Agarwal has had a glittering career since she took her wings in 2004, including her inauguration of India’s longest non-stop commercial flight last year with an all-female crew.

After leading the 17-hour route from San Francisco to Bangalore, Agarwal was hailed on national television during India’s Republic Day celebrations and later became a spokesperson for the UN Women’s Organisation.

Her achievements are as impressive as they once seemed improbable. When she decided to follow her dream, she had no role models in her network and no idea that women would have access to a career in the cockpit.

“I didn’t even have the right to have such a crazy thought as becoming a pilot,” she told AFP at her family’s home outside New Delhi, just hours before she left for New York.

“I was born at a time when girls in India were expected to get married, have children and take care of their families,” she adds.

“And I wasn’t there to do all those things. I always wanted to spread my wings and fly away.”

It took Agarwal years to convince her “very, very conservative” parents that she wanted to live beyond the horizon of an arranged marriage with “a suitable boy”.

“My mother cried when I first told her I wanted to be a pilot,” says Agarwal. “She wondered, ‘Why did God give us a dysfunctional daughter?'”

Agarwal had to pay for her university studies with her meager savings, given to her on festive occasions during her childhood and kept in a piggy bank in her bedroom.

At night, she did her homework by the side of the road by streetlight, as frequent power outages left her family home in darkness.

She still managed to excel in her classes and her parents, impressed by her determination after years of trying to dissuade her, surprised her by agreeing to pay for her flight training.

– “Work twice as hard” –

Agarwal – who has a tattoo of the words “Born to Fly” on her shoulder blade – was one of a “small handful” of pilots when she first started flying with Air India, the national carrier.

She felt an added burden of being successful, not only for herself but for those who would come after her.

“I’ve always made sure to work twice as hard,” she says, “because I knew it paved the way for the future of women in aviation in India.”

The passage was smoother for those who followed, and India is now the country with the highest rate of female aviators, according to the International Society of Women Airline Pilots.

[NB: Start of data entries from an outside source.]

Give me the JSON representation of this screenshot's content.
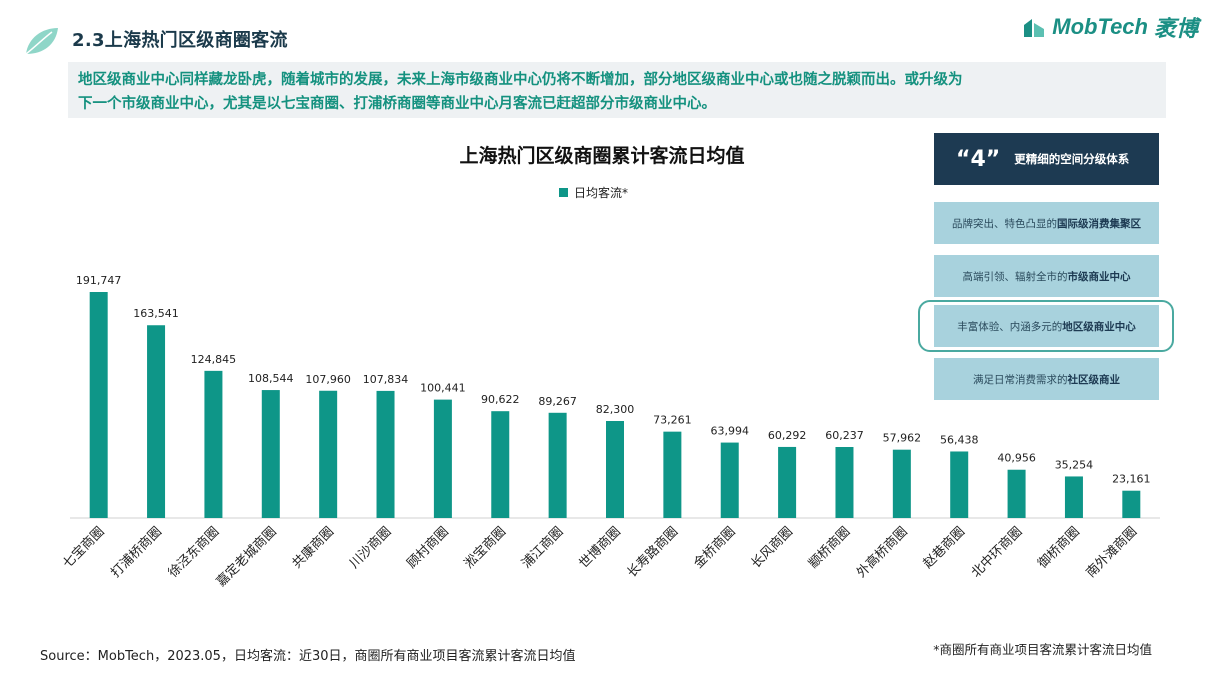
{
  "header": {
    "section_title": "2.3上海热门区级商圈客流",
    "logo_text": "MobTech",
    "logo_cn": "袤博"
  },
  "intro": {
    "line1": "地区级商业中心同样藏龙卧虎，随着城市的发展，未来上海市级商业中心仍将不断增加，部分地区级商业中心或也随之脱颖而出。或升级为",
    "line2": "下一个市级商业中心，尤其是以七宝商圈、打浦桥商圈等商业中心月客流已赶超部分市级商业中心。"
  },
  "chart_data": {
    "type": "bar",
    "title": "上海热门区级商圈累计客流日均值",
    "legend_position": "top-center",
    "categories": [
      "七宝商圈",
      "打浦桥商圈",
      "徐泾东商圈",
      "嘉定老城商圈",
      "共康商圈",
      "川沙商圈",
      "顾村商圈",
      "淞宝商圈",
      "浦江商圈",
      "世博商圈",
      "长寿路商圈",
      "金桥商圈",
      "长风商圈",
      "颛桥商圈",
      "外高桥商圈",
      "赵巷商圈",
      "北中环商圈",
      "御桥商圈",
      "南外滩商圈"
    ],
    "series": [
      {
        "name": "日均客流*",
        "color": "#0e9688",
        "values": [
          191747,
          163541,
          124845,
          108544,
          107960,
          107834,
          100441,
          90622,
          89267,
          82300,
          73261,
          63994,
          60292,
          60237,
          57962,
          56438,
          40956,
          35254,
          23161
        ],
        "labels": [
          "191,747",
          "163,541",
          "124,845",
          "108,544",
          "107,960",
          "107,834",
          "100,441",
          "90,622",
          "89,267",
          "82,300",
          "73,261",
          "63,994",
          "60,292",
          "60,237",
          "57,962",
          "56,438",
          "40,956",
          "35,254",
          "23,161"
        ]
      }
    ],
    "ylim": [
      0,
      191747
    ],
    "grid": false
  },
  "side_panel": {
    "head_number": "“4”",
    "head_text": "更精细的空间分级体系",
    "tiers": [
      {
        "pre": "品牌突出、特色凸显的",
        "bold": "国际级消费集聚区"
      },
      {
        "pre": "高端引领、辐射全市的",
        "bold": "市级商业中心"
      },
      {
        "pre": "丰富体验、内涵多元的",
        "bold": "地区级商业中心"
      },
      {
        "pre": "满足日常消费需求的",
        "bold": "社区级商业"
      }
    ]
  },
  "footer": {
    "source": "Source：MobTech，2023.05，日均客流：近30日，商圈所有商业项目客流累计客流日均值",
    "note": "*商圈所有商业项目客流累计客流日均值"
  },
  "colors": {
    "bar": "#0e9688",
    "title": "#1b3a4b",
    "accent": "#14917f",
    "panel_dark": "#1d3a52",
    "panel_light": "#a8d2dd"
  }
}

Almost one in eight pilots in India is a woman, according to the organization — more than twice the number in the United States, despite just one in four women working in the formal economy in India overall.

Local media reports attribute the high proportion of women to the active policies of Indian airlines, which have offered flexible working arrangements, subsidized studies, childcare and long maternity leave.

But Agarwal says more needs to be done to give rising women the same opportunities she fought for.

“I want that percentage to be 50,” says Agarwal. “Until then I will not be happy.”

She hopes to one day open her own air taxi service to empower female pilots directly.

“I want to help women emancipate themselves, give them wings,” she says.